Korean domestic market has high purchasing power, acknowledged by many global firms for a long time. Such an environment may provide a footstone for various global startups. South Korea is one of the safest countries in the world, with an extremely low crime rate. Furthermore, Korea has established a patent law system so that startups could bring their creative ideas under government protection.
4) Thriving Startup Ecosystem:
With about 30,000 startups in South Korea in 2019, the country is becoming the next big startup tech hub in the world. The country has 11 unicorn startups, which gives it the 4th place among the countries with most startups and places it in the same league as the US, China, etc.
South Korea’s startup ecosystem is active and well-designed, attracting the attention of investors, accelerators, and incubators from all around the world. For example, Google launched its first-ever Asian Google Campus in Seoul. Facebook is also joining the scene and further empowering Korea’s IT developers through their New Innovation Lab opened in Pangyo.
K-Startup Grand Challenge; the most accessible route to do business in Korea
Organized by the Ministry of SMEs & Startups and National IT Industry Promotion Agency (NIPA), K-Startup Grand Challenge program, is one of its largest outreach programs to attract foreign startups. It is an all-expenses-paid and the first of its kind program in Asia with additional grand prizes worth $240,000.

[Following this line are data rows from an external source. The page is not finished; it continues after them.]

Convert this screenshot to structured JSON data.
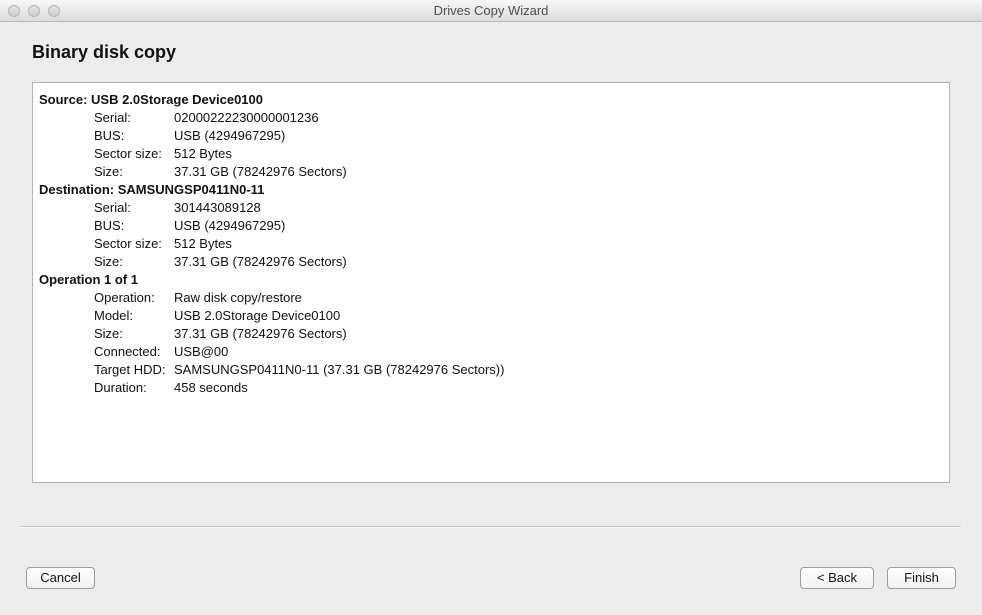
{
  "window": {
    "title": "Drives Copy Wizard"
  },
  "page": {
    "title": "Binary disk copy"
  },
  "sections": [
    {
      "heading": "Source: USB 2.0Storage Device0100",
      "rows": [
        {
          "label": "Serial:",
          "value": "02000222230000001236"
        },
        {
          "label": "BUS:",
          "value": "USB (4294967295)"
        },
        {
          "label": "Sector size:",
          "value": "512 Bytes"
        },
        {
          "label": "Size:",
          "value": "37.31 GB (78242976 Sectors)"
        }
      ]
    },
    {
      "heading": "Destination: SAMSUNGSP0411N0-11",
      "rows": [
        {
          "label": "Serial:",
          "value": "301443089128"
        },
        {
          "label": "BUS:",
          "value": "USB (4294967295)"
        },
        {
          "label": "Sector size:",
          "value": "512 Bytes"
        },
        {
          "label": "Size:",
          "value": "37.31 GB (78242976 Sectors)"
        }
      ]
    },
    {
      "heading": "Operation 1 of 1",
      "rows": [
        {
          "label": "Operation:",
          "value": "Raw disk copy/restore"
        },
        {
          "label": "Model:",
          "value": "USB 2.0Storage Device0100"
        },
        {
          "label": "Size:",
          "value": "37.31 GB (78242976 Sectors)"
        },
        {
          "label": "Connected:",
          "value": "USB@00"
        },
        {
          "label": "Target HDD:",
          "value": "SAMSUNGSP0411N0-11 (37.31 GB (78242976 Sectors))"
        },
        {
          "label": "Duration:",
          "value": "458 seconds"
        }
      ]
    }
  ],
  "buttons": {
    "cancel": "Cancel",
    "back": "< Back",
    "finish": "Finish"
  }
}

In 2019, the program received applications from 1,677 teams from 95 countries. Thirty-eight teams from Europe, Asia, and America were selected for the 3-month accelerator program.
This is the fifth year of the K-Startup Grand Challenge program, and applications are being accepted from international startups till June 25, 2020. Sixty teams will be selected to stay in Korea to participate in a 3.5-month accelerating program in Pangyo, located in the south of Seoul.

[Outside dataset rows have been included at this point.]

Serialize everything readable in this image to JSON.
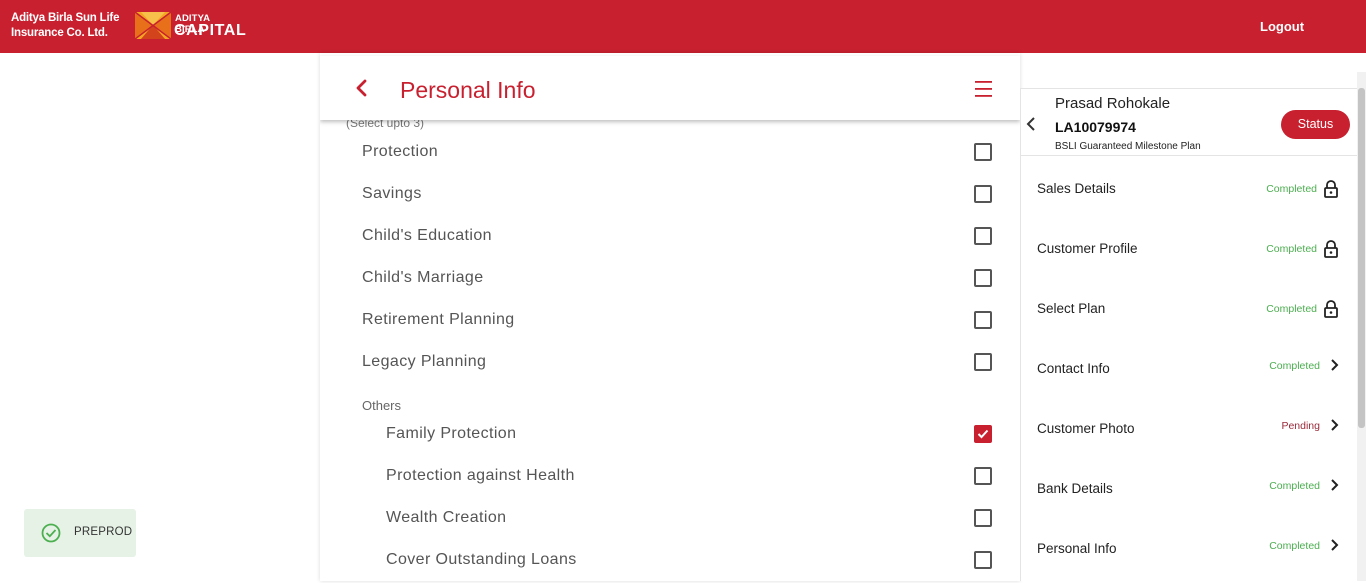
{
  "header": {
    "brand_line1": "Aditya Birla Sun Life",
    "brand_line2": "Insurance Co. Ltd.",
    "capital_line1": "ADITYA BIRLA",
    "capital_line2": "CAPITAL",
    "logout_label": "Logout"
  },
  "page": {
    "title": "Personal Info",
    "select_hint": "(Select upto 3)",
    "goals": [
      {
        "label": "Protection",
        "checked": false
      },
      {
        "label": "Savings",
        "checked": false
      },
      {
        "label": "Child's Education",
        "checked": false
      },
      {
        "label": "Child's Marriage",
        "checked": false
      },
      {
        "label": "Retirement Planning",
        "checked": false
      },
      {
        "label": "Legacy Planning",
        "checked": false
      }
    ],
    "others_label": "Others",
    "others": [
      {
        "label": "Family Protection",
        "checked": true
      },
      {
        "label": "Protection against Health",
        "checked": false
      },
      {
        "label": "Wealth Creation",
        "checked": false
      },
      {
        "label": "Cover Outstanding Loans",
        "checked": false
      }
    ]
  },
  "proposal": {
    "name": "Prasad Rohokale",
    "id": "LA10079974",
    "plan": "BSLI Guaranteed Milestone Plan",
    "status_button": "Status",
    "steps": [
      {
        "name": "Sales Details",
        "status": "Completed",
        "icon": "lock-icon"
      },
      {
        "name": "Customer Profile",
        "status": "Completed",
        "icon": "lock-icon"
      },
      {
        "name": "Select Plan",
        "status": "Completed",
        "icon": "lock-icon"
      },
      {
        "name": "Contact Info",
        "status": "Completed",
        "icon": "chevron-right-icon"
      },
      {
        "name": "Customer Photo",
        "status": "Pending",
        "icon": "chevron-right-icon"
      },
      {
        "name": "Bank Details",
        "status": "Completed",
        "icon": "chevron-right-icon"
      },
      {
        "name": "Personal Info",
        "status": "Completed",
        "icon": "chevron-right-icon"
      }
    ]
  },
  "env_badge": "PREPROD",
  "colors": {
    "brand_red": "#c8202f",
    "completed_green": "#4caf50",
    "pending_maroon": "#9a2a3a"
  }
}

At the end of the acceleration program there will be a demo day to select the top 30 startups. These startups will get additional financial incentives, and if they choose to establish their businesses in Korea, they will get support from the government.
When does the program start?Application Period: May 15 to June 25, 2020 Acceleration Program: September 1 to November 30 Demo Day: November 19 – 21, 2020
What to expect?For 3.5 months, participants will receive living expenses: with $15,490 for two-person team and $10,840 for a one-person team Easy Visa process Free office space & Korean interns at Pangyo Techno Valley Corporate networking and funding opportunities Help Desk & Mentorship Grand prizes worth $240,000 for top five teams Additional financial support and incentives for further 3.5 months for startups staying on for a longer-term
Taeyeol KIM, Vice president at NIPA told: “South Korea’s entrepreneurial inclination and the overall culture of ‘working hard and playing hard’ makes it a unique place. For upcoming global startups, South Korea should definitely be one of the topmost places in the world to expand the business. Certainly, the startups should look towards taking benefits of programs like the K-Startup Grand Challenge.”